The group still wanted to pay their bill the way we pay our taxes so the first four men were unaffected. They would still drink for free.
But what about the other six men – the paying customers? How could they divide the $20 windfall so that everyone would get his ‘fair share?’ They realized that $20 divided by six is $3.33. But if they subtracted that from everybody’s share, then the fifth man and the sixth man would each end up being paid to drink his beer. So, the bar owner suggested that it would be fair to reduce each man’s bill by roughly the same amount and he proceeded to work out the amounts each should pay.

And so:

The fifth man, like the first four, now paid nothing (100% savings).
The sixth now paid $2 instead of $3 (33%savings).
The seventh now pay $5 instead of $7 (28%savings).
The eighth now paid $9 instead of $12 (25% savings).
The ninth now paid $14 instead of $18 (22% savings).
The tenth now paid $49 instead of $59 (16% savings).

Each of the six was better off than before. And the first four continued to drink for free. But once outside the restaurant, the men began to compare their savings.

‘I only got a dollar out of the $20,’declared the sixth man. He pointed to the tenth man,’ but he got $10!’
‘Yeah, that’s right,’ exclaimed the fifth man. ‘I only saved a dollar, too.
It’s unfair that he got ten times more than I!’
‘That’s true!!’ shouted the seventh man. ‘Why should he get $10 back when I got only two? The wealthy get all the breaks!’

‘Wait a minute,’ yelled the first four men in unison. ‘We didn’t get anything at all. The system exploits the poor!’

The nine men surrounded the tenth and beat him up.
The next night the tenth man didn’t show up for drinks, so the nine sat down and had beers without him. But when it came time to pay the bill, they discovered something important. They didn’t have enough money between all of them for even half of the bill!
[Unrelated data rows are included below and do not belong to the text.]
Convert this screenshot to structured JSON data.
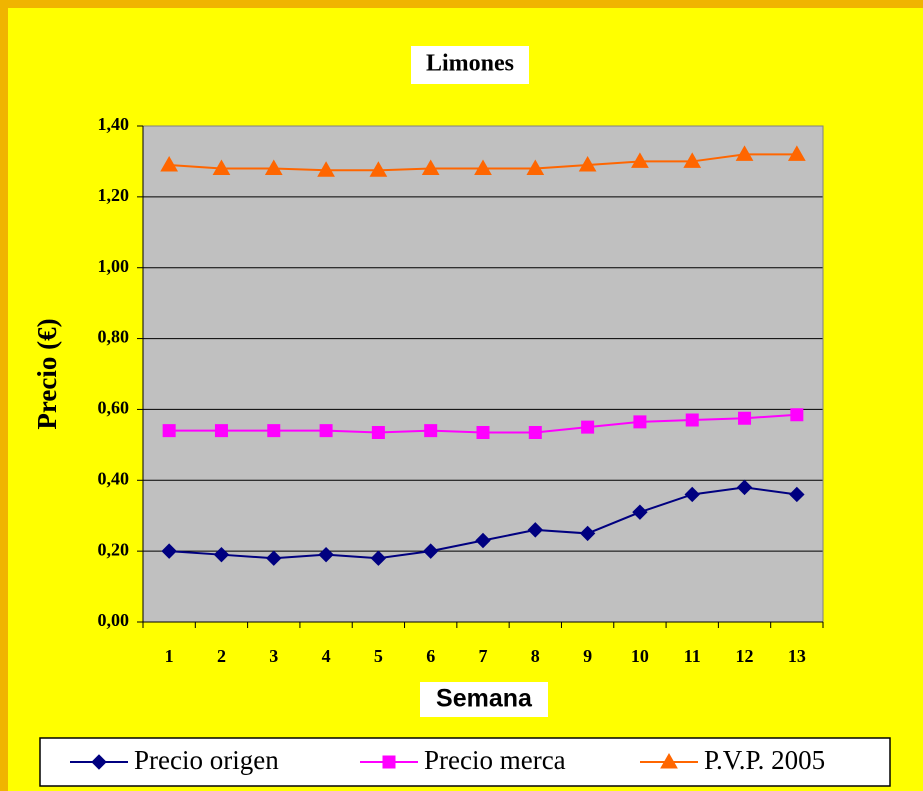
{
  "chart_data": {
    "type": "line",
    "title": "Limones",
    "x_label": "Semana",
    "y_label": "Precio (€)",
    "categories": [
      "1",
      "2",
      "3",
      "4",
      "5",
      "6",
      "7",
      "8",
      "9",
      "10",
      "11",
      "12",
      "13"
    ],
    "series": [
      {
        "name": "Precio origen",
        "color": "#000080",
        "marker": "diamond",
        "values": [
          0.2,
          0.19,
          0.18,
          0.19,
          0.18,
          0.2,
          0.23,
          0.26,
          0.25,
          0.31,
          0.36,
          0.38,
          0.36
        ]
      },
      {
        "name": "Precio merca",
        "color": "#ff00ff",
        "marker": "square",
        "values": [
          0.54,
          0.54,
          0.54,
          0.54,
          0.535,
          0.54,
          0.535,
          0.535,
          0.55,
          0.565,
          0.57,
          0.575,
          0.585
        ]
      },
      {
        "name": "P.V.P. 2005",
        "color": "#ff6600",
        "marker": "triangle",
        "values": [
          1.29,
          1.28,
          1.28,
          1.275,
          1.275,
          1.28,
          1.28,
          1.28,
          1.29,
          1.3,
          1.3,
          1.32,
          1.32
        ]
      }
    ],
    "ylim": [
      0,
      1.4
    ],
    "yticks": [
      {
        "value": 0,
        "label": "0,00"
      },
      {
        "value": 0.2,
        "label": "0,20"
      },
      {
        "value": 0.4,
        "label": "0,40"
      },
      {
        "value": 0.6,
        "label": "0,60"
      },
      {
        "value": 0.8,
        "label": "0,80"
      },
      {
        "value": 1.0,
        "label": "1,00"
      },
      {
        "value": 1.2,
        "label": "1,20"
      },
      {
        "value": 1.4,
        "label": "1,40"
      }
    ],
    "grid": true,
    "legend": "bottom"
  }
}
And that, boys and girls, journalists and college professors, is how our tax system works. The people who pay the highest taxes get the most benefit from a tax reduction. Tax them too much, attack them for being wealthy, and they just may not show up anymore. In fact, they might start drinking overseas where the atmosphere is somewhat friendlier.

For those who understand, no explanation is needed. For those who do not understand, no explanation is possible.

Speaking of “sharing the wealth” comes this brilliant idea from powerlineblog http://www.powerlineblog.com/archives/2008/10
Currently, Barack Obama is outspending John McCain on the airwaves by something like four to one. It seems likely that he will succeed in buying the Presidential election.

But wait! We know that Obama is in favor of “spreading the wealth around” so as to achieve what he thinks is fairness. So presumably Obama will be willing to share his vast resources with the McCain campaign so the playing field will be level for the last weeks of the campaign. That’s only fair, right? What do you say, Barack? And if not, why not?

PAUL responds: Obama didn’t break his promise to rely on public financing (if McCain did too) for nothing.

Shouldn’t McCain emphasize, in the waning days of the campaign, that none of Obama’s other many promises should be believed, in light of the fact that Obama broke this fundamental one? Of course, having kept his own promise, it’s not clear that McCain has the resources necessary to get this, or any other, message out.